— Не хотите ли стакан лафиту? — предложил, посмотрев на него проницательно, Пален.
Но хотя Ливену и было всего 25 лет, он не даром занимал третий год пост министра. Совершенно овладев собой, он попросил Дашеньку прекратить смех, неуместный, когда дело идет о неудовольствии государя.
— Дело весьма серьезно, Дашенька, друг мой! Если государь так на меня разгневался, то, может быть, я уже не министр и не генерал-адъютант ничто. Может быть, сейчас… — он не договорил.
— Все может быть! — сказал себе под нос Пален.
Слова мужа привели впечатлительную Дашеньку к другой крайности. Она вдруг смертельно напугалась, всплеснула руками, и на ее сапфирах забегали слезинки.
— Боже мой! Чем же ты прогневал государя? — воскликнула она.
— Решительно не могу уразуметь. Кажется, ничего такого… Ах, Боже мой! — вдруг вскричал Ливен, ударяя себя по лбу. — Вспомнил! Ах, Боже мой! Как я мог забыть! Какая неисправность! Я погиб, пропал! О, Боже мой!
— Что такое, Христиан, что такое? — мгновенно облившись слезами и простирая ручки к мужу вскричала Дашенька.
— Император, — с выражением холодного трагического ужаса на правильном, красивом лице сказал Ливен, — продиктовал мне вчера благодарность карабинерному, его высочества Морица Саксонского, полку и велел мне быть на вахтпараде и прочесть рескрипт, когда после церемониального марша государь поворотится и скажет: «Ливен, читай!» А я…
— А ты? Что же ты? — всплеснув руками, вскричала, рыдая Дашенька.
— А я, — с тем же трагическим спокойствием договорил Ливен, — я о приказании государя позабыл, а как от присутствия на парадах вообще освобожден, то и не явился на ревю.
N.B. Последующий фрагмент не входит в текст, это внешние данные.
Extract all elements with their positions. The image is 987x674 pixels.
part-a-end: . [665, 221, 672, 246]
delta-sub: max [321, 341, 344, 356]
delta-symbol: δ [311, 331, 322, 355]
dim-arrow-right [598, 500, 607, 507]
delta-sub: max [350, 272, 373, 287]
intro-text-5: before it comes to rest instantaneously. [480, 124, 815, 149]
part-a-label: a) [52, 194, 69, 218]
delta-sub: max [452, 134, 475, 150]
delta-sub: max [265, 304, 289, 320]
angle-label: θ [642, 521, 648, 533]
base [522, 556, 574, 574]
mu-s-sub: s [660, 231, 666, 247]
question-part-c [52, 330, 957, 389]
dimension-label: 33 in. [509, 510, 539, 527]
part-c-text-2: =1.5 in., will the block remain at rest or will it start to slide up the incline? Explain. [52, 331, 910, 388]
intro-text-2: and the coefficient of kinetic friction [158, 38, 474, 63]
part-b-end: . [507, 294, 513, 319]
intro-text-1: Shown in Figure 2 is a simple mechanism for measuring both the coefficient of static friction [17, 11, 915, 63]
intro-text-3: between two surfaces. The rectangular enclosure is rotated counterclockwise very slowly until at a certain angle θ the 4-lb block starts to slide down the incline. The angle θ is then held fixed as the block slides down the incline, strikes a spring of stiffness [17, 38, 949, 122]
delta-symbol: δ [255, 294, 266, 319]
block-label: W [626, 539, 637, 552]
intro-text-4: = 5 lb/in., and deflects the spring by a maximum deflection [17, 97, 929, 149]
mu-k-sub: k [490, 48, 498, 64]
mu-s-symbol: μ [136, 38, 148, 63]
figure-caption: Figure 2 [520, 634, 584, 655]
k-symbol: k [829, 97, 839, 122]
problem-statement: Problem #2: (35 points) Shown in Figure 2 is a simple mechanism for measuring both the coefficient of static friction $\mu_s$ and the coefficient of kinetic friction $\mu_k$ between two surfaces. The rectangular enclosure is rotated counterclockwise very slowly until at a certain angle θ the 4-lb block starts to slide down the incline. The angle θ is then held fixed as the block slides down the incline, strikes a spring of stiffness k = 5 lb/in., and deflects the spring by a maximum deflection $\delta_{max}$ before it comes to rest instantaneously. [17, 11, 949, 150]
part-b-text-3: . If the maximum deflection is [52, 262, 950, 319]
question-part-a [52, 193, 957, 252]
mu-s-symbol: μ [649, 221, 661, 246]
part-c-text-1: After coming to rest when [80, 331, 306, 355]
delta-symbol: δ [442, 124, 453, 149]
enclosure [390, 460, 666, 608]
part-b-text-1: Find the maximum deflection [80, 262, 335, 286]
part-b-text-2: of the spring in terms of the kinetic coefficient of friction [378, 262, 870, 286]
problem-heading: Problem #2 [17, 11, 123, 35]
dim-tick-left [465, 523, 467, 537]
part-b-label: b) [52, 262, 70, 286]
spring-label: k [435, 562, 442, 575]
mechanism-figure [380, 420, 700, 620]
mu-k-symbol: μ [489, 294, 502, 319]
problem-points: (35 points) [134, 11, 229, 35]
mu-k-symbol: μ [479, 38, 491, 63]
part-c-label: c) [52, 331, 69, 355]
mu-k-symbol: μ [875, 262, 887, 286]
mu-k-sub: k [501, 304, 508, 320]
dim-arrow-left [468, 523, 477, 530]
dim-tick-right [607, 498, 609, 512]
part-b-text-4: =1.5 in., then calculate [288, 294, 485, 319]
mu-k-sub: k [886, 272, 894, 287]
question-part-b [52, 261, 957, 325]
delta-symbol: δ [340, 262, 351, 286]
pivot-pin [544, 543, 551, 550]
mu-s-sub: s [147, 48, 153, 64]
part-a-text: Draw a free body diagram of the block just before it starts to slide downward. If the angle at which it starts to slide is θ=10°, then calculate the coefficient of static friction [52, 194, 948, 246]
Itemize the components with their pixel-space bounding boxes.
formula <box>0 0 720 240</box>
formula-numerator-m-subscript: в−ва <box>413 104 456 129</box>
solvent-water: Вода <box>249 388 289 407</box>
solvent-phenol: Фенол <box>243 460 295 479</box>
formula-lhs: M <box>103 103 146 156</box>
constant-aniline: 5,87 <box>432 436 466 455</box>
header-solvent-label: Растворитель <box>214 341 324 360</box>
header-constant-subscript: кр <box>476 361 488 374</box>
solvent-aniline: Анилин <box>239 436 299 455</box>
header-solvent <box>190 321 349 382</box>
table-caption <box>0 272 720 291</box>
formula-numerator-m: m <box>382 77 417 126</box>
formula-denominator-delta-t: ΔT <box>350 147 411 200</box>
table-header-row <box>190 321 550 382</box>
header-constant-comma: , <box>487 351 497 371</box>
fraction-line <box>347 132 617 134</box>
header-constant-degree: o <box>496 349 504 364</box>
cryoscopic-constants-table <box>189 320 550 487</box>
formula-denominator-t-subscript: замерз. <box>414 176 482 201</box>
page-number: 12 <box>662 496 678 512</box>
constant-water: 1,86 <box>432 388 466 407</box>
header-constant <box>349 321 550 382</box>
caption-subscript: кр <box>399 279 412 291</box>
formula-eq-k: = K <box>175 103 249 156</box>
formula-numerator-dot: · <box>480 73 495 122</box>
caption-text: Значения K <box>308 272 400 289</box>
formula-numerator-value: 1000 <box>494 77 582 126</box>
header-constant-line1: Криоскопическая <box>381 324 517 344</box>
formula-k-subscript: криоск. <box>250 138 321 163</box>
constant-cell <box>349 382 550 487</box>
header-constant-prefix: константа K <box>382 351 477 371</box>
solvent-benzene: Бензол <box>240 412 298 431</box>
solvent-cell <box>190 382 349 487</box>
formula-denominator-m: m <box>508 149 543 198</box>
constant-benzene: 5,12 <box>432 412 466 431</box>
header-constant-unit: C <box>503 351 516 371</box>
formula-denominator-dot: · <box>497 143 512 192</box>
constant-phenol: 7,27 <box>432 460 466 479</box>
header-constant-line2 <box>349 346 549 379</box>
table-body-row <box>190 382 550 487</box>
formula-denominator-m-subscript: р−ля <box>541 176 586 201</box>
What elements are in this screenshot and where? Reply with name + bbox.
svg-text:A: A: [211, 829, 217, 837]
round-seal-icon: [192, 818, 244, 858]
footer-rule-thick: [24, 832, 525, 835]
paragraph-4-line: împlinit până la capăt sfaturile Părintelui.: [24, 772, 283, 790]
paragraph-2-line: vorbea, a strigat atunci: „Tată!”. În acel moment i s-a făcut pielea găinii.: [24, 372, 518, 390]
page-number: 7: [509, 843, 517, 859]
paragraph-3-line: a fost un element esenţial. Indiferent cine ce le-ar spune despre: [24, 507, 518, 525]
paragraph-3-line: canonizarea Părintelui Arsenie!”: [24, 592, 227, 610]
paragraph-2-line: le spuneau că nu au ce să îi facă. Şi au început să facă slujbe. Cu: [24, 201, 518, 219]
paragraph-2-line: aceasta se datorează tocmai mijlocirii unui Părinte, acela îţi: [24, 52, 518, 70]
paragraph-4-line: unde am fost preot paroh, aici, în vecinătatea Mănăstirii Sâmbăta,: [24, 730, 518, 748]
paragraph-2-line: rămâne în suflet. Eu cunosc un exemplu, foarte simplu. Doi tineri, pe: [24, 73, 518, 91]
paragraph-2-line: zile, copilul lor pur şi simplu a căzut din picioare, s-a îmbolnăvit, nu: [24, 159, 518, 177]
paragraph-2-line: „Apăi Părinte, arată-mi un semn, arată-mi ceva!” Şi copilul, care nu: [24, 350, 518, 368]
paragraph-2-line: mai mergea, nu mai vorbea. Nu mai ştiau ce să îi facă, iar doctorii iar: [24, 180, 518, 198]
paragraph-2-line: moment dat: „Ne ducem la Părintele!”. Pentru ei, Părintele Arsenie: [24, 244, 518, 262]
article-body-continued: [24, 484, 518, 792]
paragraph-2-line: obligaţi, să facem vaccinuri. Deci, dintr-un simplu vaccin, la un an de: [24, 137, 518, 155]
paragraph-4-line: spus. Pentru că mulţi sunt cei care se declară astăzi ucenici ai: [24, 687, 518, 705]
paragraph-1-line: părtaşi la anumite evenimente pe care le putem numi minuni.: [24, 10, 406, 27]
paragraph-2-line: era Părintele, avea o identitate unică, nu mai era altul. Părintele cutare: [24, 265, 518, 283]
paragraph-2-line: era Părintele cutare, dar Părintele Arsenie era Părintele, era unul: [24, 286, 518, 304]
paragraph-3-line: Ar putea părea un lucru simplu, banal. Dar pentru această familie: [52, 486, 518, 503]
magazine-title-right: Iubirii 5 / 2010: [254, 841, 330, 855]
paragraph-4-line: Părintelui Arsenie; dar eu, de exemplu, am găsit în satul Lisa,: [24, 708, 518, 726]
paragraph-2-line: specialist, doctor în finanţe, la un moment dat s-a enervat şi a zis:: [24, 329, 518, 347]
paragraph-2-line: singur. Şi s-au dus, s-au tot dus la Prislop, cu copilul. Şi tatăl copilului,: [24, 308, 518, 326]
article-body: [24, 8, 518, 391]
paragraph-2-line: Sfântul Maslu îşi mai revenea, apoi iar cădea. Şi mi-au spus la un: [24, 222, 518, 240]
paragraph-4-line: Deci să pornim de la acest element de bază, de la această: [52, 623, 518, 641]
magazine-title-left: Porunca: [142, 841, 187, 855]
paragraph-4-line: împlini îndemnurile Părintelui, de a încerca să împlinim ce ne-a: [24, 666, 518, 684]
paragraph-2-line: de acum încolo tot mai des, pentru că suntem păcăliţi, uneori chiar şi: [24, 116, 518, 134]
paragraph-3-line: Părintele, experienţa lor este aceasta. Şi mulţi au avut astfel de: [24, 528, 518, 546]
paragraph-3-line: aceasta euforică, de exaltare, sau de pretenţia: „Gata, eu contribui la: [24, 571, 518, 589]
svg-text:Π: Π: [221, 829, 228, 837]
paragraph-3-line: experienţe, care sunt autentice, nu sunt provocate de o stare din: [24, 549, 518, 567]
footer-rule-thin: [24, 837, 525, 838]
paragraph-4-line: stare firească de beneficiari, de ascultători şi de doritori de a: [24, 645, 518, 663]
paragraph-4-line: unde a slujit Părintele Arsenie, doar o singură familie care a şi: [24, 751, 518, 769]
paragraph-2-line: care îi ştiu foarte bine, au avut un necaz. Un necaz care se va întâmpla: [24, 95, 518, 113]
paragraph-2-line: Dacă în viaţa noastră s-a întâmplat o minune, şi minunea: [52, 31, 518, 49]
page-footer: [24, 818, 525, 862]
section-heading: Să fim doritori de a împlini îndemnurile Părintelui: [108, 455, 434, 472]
— Воображаю себе государя, как он поворачивается и говорит: «Ливен, читай». А Ливена нет! Тут последовали гром, молния, землетрясение и посылка бедного толстяка Альбедиля, — говорил Пален.
— Я должен сейчас же ехать во дворец. Может быть не все еще пропало. Дашенька, друг мой, успокойся! Я сейчас о всем извещу маменьку.
Маменька графа Ливена, строжайшая статс-дама императрицы Марии Федоровны, пользовалась громадным авторитетом при дворе. Но Дашенька, перепуганная, рыдала, восклицая:
— Мы погибли! Государь разгневался! Он нас вышлет! Он отправит Христиана в Ишимск! Он посадит его в крепость!
С бедной девочкой сделалась истерика. Граф Пален устремился к ней со своим стаканом лафита. Ливен вызвал женщин и сдал Дашеньку им на руки.
Затем он позвал Рибопьера в соседнюю комнату и сказал ему:
— Милый друг, ты видишь сам, в каких я обстоятельствах. Однако надо кончать твое дело. При тебе, конечно, письма от Химеры к Амуру?
Рибопьер показал на свою грудь.
— Прекрасно. Передай их сейчас же мне и через полчаса они уже будут в руках Селаниры.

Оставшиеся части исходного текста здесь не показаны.